Expectant mothers warned against alcohol

DRINKING alcohol during pregnancy can cause a wide range of physical and mental birth defects, Dr. Damascene Nsanzabera, a Gynaecologist, at Kigali University Teaching Hospital (CHUK) has warned.

DRINKING alcohol during pregnancy can cause a wide range of physical and mental birth defects, Dr. Damascene Nsanzabera, a Gynaecologist, at Kigali University Teaching Hospital (CHUK) has warned.

In an interview with The Sunday Times, Nsanzabera said that whatever dose taken in by the baby’s mother, the baby is directly affected.

“Alchohol is a drug, it is poison. A baby is not protected against any swallowed substance by the mother,” Nsanzabera underscored.

He noted that although alcohol-related problems during pregnancy are not a threat in the country, it is better to prevent them before they emerge. He warned that most defections of a baby caused by alcohol occur during its formation.

“There are no statistics related to that, simply because we don’t have it in the country, but it has been a problem in the developed countries, which gives us a chance to prevent it before it comes,” he advised.

A health guide book distributed to health workers in several sectors in Rwanda, indicates that about 80 grams of alcohol is enough to cause damage to the foetus.
80 grams of alcohol is equivalent to two bottles of beer.

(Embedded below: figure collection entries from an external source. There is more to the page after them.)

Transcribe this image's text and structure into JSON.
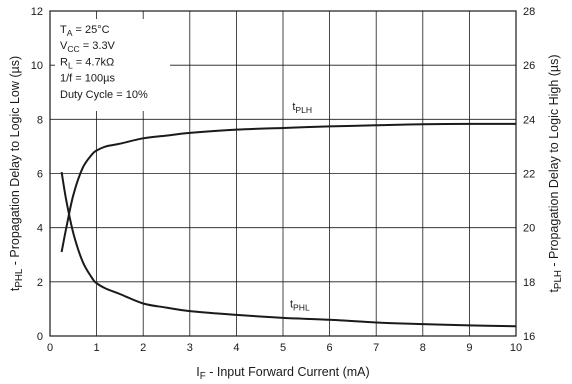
{
  "chart_data": {
    "type": "line",
    "xlabel": "I",
    "xlabel_sub": "F",
    "xlabel_rest": " - Input Forward Current (mA)",
    "ylabel_left": "t",
    "ylabel_left_sub": "PHL",
    "ylabel_left_rest": " - Propagation Delay to Logic Low (µs)",
    "ylabel_right": "t",
    "ylabel_right_sub": "PLH",
    "ylabel_right_rest": " - Propagation Delay to Logic High (µs)",
    "xlim": [
      0,
      10
    ],
    "ylim_left": [
      0,
      12
    ],
    "ylim_right": [
      16,
      28
    ],
    "x_ticks": [
      0,
      1,
      2,
      3,
      4,
      5,
      6,
      7,
      8,
      9,
      10
    ],
    "y_left_ticks": [
      0,
      2,
      4,
      6,
      8,
      10,
      12
    ],
    "y_right_ticks": [
      16,
      18,
      20,
      22,
      24,
      26,
      28
    ],
    "grid": true,
    "conditions": [
      {
        "main": "T",
        "sub": "A",
        "rest": " = 25°C"
      },
      {
        "main": "V",
        "sub": "CC",
        "rest": " = 3.3V"
      },
      {
        "main": "R",
        "sub": "L",
        "rest": " = 4.7kΩ"
      },
      {
        "main": "1/f = 100µs",
        "sub": "",
        "rest": ""
      },
      {
        "main": "Duty Cycle = 10%",
        "sub": "",
        "rest": ""
      }
    ],
    "series": [
      {
        "name": "tPLH",
        "label_main": "t",
        "label_sub": "PLH",
        "axis": "right",
        "x": [
          0.25,
          0.35,
          0.5,
          0.7,
          0.9,
          1.0,
          1.2,
          1.5,
          2.0,
          2.5,
          3.0,
          4.0,
          5.0,
          6.0,
          7.0,
          8.0,
          9.0,
          10.0
        ],
        "y": [
          19.1,
          20.0,
          21.2,
          22.2,
          22.7,
          22.85,
          23.0,
          23.1,
          23.3,
          23.4,
          23.5,
          23.62,
          23.68,
          23.74,
          23.78,
          23.82,
          23.83,
          23.83
        ]
      },
      {
        "name": "tPHL",
        "label_main": "t",
        "label_sub": "PHL",
        "axis": "left",
        "x": [
          0.25,
          0.35,
          0.5,
          0.7,
          0.9,
          1.0,
          1.2,
          1.5,
          2.0,
          2.5,
          3.0,
          4.0,
          5.0,
          6.0,
          7.0,
          8.0,
          9.0,
          10.0
        ],
        "y": [
          6.05,
          5.0,
          3.8,
          2.75,
          2.15,
          1.95,
          1.75,
          1.55,
          1.2,
          1.05,
          0.92,
          0.78,
          0.67,
          0.6,
          0.5,
          0.44,
          0.39,
          0.36
        ]
      }
    ]
  }
}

Research shows that Alcohol can cause ‘foetal alcohol spectrum disorders’ (FASDs) meaning a pattern of mental and physical defects which develops in some unborn babies when the mother drinks “too much” alcohol during pregnancy.

A baby born with FASDs can have serious handicaps and could require a lifetime special care.

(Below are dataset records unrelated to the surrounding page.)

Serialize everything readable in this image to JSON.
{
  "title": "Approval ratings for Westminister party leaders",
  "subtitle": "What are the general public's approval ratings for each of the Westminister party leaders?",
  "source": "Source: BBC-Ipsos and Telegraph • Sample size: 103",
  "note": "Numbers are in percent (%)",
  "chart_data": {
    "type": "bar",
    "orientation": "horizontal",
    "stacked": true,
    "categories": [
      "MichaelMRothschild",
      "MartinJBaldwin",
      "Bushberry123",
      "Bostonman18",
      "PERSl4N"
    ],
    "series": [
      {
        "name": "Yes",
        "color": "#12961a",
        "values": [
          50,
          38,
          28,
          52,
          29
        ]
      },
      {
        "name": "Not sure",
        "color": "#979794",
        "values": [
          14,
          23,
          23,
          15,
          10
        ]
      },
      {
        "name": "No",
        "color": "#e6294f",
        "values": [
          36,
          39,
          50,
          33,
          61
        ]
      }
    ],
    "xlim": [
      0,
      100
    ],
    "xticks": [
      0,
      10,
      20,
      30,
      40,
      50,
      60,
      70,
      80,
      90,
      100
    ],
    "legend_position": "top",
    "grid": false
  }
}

Foetal alcohol exposure has become a popular cause for mental retardation in the Western world.

According to research, in the United States, the foetal alcohol syndrome prevalence rate is estimated to be between 0.2 and 2.0 cases per 1,000 live births, comparable to or higher than other developmental disabilities.

It is reported that each year in the United States, up to 40,000 babies are born with FASDs.

Although many women are aware that heavy drinking during pregnancy can cause birth defects, many do not realize that moderate or even light drinking may also harm the foetus.

Health reports suggest that when a pregnant woman drinks, alcohol passes through the placenta to her foetus.

In the foetus’s immature body, alcohol is broken down much more slowly than in an adult’s body as a result, the alcohol level of the baby’s blood can be higher and remain elevated longer than the level in the mother’s blood.